Я собирала эти вещички тщательно, по одной. Они — как друзья: одни старые, другие новые. И, тоже как друзья, в чем-то они едины, все одного рода, а иные из них — истинное сокровище. Глядя на них, вспомни обо мне!

Шарлин Де-Витт, Пеква, Огайо.

Уолтер бы и рад вспомнить, но ведь он знал только имя. Никакой зримый образ не материализовался перед ним волшебным образом, как он надеялся поначалу. Справа от карточки, на очередной белой салфеточке с розовой каемкой из присобранной ленточки стоял перевернутый вверх корешком и приоткрытый, буквой V, свадебный адрес. На обложке с бледными розами и еще более бледными листьями было выведено серебряными готическими буквами: «День нашей свадьбы». С ума сойти! Уолтер взял адрес в руки и прошелся по комнате, весь во власти чувства обладания. Этот письменный столик — памятник свадьбе, вот как. Мемориальный музей. И кровать, возможно, была ложем новобрачных, и вся комната могла быть комнатой Первой Ночи. Обеты, так это называется. Да, я хочу. И сделаю.

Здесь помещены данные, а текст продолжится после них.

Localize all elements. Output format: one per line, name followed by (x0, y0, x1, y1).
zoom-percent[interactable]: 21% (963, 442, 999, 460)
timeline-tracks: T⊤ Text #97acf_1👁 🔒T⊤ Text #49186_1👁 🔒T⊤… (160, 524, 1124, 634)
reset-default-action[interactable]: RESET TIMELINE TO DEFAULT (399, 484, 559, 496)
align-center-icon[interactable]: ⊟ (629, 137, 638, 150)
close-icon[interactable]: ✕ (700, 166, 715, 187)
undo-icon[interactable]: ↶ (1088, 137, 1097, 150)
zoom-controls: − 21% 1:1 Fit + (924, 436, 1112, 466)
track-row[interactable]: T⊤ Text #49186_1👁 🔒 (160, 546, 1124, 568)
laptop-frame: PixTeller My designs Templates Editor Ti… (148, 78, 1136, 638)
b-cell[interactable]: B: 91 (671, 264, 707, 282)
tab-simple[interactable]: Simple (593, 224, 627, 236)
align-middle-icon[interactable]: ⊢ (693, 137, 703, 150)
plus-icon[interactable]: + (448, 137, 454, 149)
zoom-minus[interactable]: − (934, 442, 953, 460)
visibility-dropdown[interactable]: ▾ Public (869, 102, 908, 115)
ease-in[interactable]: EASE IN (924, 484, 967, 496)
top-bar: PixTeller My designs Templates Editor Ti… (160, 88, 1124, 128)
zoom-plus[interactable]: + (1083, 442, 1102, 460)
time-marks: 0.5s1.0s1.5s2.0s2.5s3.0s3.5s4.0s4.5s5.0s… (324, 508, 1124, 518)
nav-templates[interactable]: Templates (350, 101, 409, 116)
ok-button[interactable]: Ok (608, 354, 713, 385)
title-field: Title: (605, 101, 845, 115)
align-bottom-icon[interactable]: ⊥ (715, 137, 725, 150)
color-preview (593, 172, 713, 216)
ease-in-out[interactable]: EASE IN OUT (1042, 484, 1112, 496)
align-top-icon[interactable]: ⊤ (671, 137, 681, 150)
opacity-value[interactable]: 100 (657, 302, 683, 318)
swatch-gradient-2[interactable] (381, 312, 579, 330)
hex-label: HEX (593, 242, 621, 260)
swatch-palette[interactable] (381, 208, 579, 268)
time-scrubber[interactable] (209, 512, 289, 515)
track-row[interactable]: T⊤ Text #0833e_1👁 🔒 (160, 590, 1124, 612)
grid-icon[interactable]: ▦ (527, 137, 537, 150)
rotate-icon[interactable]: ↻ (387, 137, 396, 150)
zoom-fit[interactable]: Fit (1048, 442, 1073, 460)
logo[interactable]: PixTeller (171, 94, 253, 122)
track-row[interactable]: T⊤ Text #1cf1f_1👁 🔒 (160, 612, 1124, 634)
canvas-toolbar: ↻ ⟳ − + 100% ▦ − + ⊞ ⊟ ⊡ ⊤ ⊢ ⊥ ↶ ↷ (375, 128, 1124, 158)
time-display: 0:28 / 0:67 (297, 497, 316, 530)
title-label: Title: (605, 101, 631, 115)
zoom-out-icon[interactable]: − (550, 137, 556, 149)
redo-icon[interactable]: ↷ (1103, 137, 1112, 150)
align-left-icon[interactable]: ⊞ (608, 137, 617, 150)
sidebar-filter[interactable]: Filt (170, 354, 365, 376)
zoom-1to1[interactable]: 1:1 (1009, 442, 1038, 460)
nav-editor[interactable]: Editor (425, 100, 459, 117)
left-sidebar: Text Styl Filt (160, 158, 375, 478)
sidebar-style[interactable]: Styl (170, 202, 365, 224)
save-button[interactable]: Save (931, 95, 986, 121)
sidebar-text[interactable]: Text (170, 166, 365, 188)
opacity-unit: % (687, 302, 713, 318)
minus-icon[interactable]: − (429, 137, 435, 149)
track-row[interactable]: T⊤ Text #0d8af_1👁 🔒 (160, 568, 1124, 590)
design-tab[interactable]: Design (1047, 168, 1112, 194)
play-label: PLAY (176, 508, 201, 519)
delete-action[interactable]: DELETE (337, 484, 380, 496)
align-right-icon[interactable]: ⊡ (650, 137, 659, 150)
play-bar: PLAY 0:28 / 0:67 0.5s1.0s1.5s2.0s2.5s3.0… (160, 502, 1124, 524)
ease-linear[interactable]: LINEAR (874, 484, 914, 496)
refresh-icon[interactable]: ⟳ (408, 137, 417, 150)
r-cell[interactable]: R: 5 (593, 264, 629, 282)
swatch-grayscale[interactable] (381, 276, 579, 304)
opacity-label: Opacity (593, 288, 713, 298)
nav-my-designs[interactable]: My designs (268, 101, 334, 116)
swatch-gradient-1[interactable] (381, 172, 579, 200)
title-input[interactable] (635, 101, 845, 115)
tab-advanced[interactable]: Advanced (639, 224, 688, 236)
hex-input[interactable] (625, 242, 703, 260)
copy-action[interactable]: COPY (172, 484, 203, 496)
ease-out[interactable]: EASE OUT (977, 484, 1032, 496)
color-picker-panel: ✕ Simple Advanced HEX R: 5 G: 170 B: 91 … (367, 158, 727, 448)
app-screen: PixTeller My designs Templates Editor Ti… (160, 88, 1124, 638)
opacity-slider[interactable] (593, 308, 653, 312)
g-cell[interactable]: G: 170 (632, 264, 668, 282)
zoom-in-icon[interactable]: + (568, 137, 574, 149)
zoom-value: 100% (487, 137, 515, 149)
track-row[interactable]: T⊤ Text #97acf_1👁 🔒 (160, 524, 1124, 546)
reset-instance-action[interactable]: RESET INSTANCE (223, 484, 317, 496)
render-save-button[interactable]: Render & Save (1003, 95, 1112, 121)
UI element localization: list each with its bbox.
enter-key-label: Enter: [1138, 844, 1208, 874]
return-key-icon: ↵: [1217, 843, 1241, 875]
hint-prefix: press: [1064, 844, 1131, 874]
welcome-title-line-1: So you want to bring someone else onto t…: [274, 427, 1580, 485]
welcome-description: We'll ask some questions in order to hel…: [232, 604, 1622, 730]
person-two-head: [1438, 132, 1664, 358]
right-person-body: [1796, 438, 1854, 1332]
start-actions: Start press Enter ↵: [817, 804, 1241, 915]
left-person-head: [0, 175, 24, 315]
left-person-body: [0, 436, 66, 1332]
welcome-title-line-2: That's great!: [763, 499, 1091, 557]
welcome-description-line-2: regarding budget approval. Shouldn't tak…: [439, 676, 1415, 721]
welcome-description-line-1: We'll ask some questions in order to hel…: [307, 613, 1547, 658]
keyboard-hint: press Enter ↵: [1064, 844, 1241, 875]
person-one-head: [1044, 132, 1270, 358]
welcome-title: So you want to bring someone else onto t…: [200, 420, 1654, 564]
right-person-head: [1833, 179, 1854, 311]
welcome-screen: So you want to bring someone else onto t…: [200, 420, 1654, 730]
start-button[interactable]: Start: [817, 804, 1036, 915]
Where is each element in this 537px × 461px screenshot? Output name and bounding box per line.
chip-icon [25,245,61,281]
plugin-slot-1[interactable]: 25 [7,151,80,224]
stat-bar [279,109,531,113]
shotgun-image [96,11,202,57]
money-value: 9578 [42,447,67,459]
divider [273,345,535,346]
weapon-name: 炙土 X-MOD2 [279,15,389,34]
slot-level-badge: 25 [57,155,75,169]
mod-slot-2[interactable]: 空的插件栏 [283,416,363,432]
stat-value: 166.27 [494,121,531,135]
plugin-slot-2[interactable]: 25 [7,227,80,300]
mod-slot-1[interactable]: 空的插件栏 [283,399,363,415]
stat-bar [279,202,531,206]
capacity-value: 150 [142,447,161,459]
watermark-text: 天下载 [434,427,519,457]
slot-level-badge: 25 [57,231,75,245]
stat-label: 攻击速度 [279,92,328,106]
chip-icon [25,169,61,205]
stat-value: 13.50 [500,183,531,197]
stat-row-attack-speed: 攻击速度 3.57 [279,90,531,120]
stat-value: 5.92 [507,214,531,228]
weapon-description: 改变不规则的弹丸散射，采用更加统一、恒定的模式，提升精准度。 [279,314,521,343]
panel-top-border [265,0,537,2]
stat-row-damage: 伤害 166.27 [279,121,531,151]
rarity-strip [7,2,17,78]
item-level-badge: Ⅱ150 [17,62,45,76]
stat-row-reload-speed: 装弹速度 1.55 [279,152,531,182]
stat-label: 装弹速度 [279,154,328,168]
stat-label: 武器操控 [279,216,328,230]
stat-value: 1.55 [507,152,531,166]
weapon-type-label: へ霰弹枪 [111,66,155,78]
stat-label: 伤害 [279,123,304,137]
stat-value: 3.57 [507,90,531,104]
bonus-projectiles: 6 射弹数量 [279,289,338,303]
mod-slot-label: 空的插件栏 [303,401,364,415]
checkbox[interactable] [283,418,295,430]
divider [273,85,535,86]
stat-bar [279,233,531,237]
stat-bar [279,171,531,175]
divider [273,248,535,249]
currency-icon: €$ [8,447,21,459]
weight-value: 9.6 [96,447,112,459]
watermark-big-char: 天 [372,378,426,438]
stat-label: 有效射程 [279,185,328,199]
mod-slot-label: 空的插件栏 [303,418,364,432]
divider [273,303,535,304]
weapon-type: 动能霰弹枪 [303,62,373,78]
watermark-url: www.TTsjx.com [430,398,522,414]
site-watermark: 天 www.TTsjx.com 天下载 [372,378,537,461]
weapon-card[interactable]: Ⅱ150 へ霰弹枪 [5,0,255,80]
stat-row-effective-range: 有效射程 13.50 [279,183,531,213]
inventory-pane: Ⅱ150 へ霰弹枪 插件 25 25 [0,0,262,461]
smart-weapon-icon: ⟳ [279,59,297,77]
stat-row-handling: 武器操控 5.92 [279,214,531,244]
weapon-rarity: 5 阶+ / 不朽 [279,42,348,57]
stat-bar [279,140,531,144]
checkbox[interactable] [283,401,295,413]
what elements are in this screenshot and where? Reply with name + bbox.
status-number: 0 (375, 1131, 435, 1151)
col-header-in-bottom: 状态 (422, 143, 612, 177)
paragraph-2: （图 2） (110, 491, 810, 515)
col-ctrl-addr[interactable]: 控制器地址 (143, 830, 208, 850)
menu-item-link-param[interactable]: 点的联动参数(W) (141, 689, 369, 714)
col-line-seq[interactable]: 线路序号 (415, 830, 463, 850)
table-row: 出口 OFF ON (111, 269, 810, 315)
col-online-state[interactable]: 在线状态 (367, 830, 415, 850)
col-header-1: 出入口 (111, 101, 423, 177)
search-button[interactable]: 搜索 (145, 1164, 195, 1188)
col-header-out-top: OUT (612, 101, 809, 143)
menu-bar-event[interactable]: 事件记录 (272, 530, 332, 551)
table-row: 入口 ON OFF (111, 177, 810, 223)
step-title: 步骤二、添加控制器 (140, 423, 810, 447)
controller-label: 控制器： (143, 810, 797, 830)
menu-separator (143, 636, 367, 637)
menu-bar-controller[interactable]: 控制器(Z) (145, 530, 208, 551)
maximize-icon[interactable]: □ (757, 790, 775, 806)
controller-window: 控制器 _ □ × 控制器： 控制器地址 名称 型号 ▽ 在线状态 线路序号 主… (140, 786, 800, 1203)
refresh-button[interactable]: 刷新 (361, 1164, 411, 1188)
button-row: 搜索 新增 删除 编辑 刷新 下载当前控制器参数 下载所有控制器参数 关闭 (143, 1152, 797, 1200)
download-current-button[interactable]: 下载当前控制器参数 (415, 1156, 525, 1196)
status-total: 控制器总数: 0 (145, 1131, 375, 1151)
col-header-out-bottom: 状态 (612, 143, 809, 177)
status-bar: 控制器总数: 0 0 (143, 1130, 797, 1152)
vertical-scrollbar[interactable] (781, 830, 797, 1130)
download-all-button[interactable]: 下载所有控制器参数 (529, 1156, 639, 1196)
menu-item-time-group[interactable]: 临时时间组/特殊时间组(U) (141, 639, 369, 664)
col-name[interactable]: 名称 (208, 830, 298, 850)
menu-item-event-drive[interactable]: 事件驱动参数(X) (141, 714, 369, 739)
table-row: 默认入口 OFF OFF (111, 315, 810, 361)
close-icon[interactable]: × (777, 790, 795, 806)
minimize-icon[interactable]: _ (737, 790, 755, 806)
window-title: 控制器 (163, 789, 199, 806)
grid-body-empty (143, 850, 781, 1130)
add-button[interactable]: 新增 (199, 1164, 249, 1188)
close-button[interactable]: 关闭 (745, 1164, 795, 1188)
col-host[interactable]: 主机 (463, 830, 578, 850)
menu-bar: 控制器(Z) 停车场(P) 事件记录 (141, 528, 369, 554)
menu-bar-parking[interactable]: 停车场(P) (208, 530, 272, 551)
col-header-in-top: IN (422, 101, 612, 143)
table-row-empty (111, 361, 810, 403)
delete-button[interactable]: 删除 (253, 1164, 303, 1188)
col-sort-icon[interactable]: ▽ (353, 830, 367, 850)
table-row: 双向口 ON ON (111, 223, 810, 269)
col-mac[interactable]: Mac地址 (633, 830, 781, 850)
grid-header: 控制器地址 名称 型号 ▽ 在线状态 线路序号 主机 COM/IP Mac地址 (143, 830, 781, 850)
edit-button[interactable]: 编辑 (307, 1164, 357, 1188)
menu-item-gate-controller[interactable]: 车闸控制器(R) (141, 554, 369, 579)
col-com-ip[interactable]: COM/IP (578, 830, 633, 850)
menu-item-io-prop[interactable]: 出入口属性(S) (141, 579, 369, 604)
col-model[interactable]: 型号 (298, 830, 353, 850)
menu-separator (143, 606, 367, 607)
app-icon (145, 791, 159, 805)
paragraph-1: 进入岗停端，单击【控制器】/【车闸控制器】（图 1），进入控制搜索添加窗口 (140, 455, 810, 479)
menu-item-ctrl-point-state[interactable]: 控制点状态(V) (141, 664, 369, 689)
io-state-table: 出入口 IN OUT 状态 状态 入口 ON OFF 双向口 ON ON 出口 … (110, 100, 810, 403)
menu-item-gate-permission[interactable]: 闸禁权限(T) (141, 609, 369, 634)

Конечно, это не была Шарлин Де-Витт из Пеквы, Огайо. Что-то позаимствованное? Что-то синее? Это самое черно-синее сердечко в цветочек? Уолтер обогнул кровать и опустился в кресло, занимающее угол. Его пальцы дрожали, когда он раскрывал адрес. Он не из тех, кто любит соваться в чужие дела. Эти вещи специально были выложены здесь, чтобы их рассматривали, восхищались и радовались. И он действительно восхищался и радовался. Кто из побывавших тут постояльцев когда-нибудь так оценил все эти тонкости, как он? Кто проникся до такой степени? Наверняка никто и никогда…

Внутри обнаружились прежде всего титульные листки от стихов, тоже готическим шрифтом, но уже не серебряным, а обыкновенным черным. Один, подписанный «Неизвестный», назывался «Свадебные колокола». Другой — от Пола Гамильтона Хейна — «День нашей свадьбы». Была еще парочка коротеньких и глуповатых изречений Сидни Леньера и Уинтропа Прейда. Затем молитва о новобрачных некоего Рэнкина. За этими выражениями чувств следовала страничка, свидетельствовавшая официально, пред лицом всего мира, что в сей день, а именно восьмого октября тысяча девятьсот двадцать пятого года, «я», то есть пастор Гай Холмс, из Кэмп-Пойнта, штат Иллинойс, повенчал Гарри X. Мейерса и Фэй Арлин Эллиот в доме жениха. А этот дом… ну конечно, вот этот самый дом и был. Кэмп-Пойнт? Кэмп-Пойнт — кажется, местечко неподалеку от Квинси? Он только проезжал через него.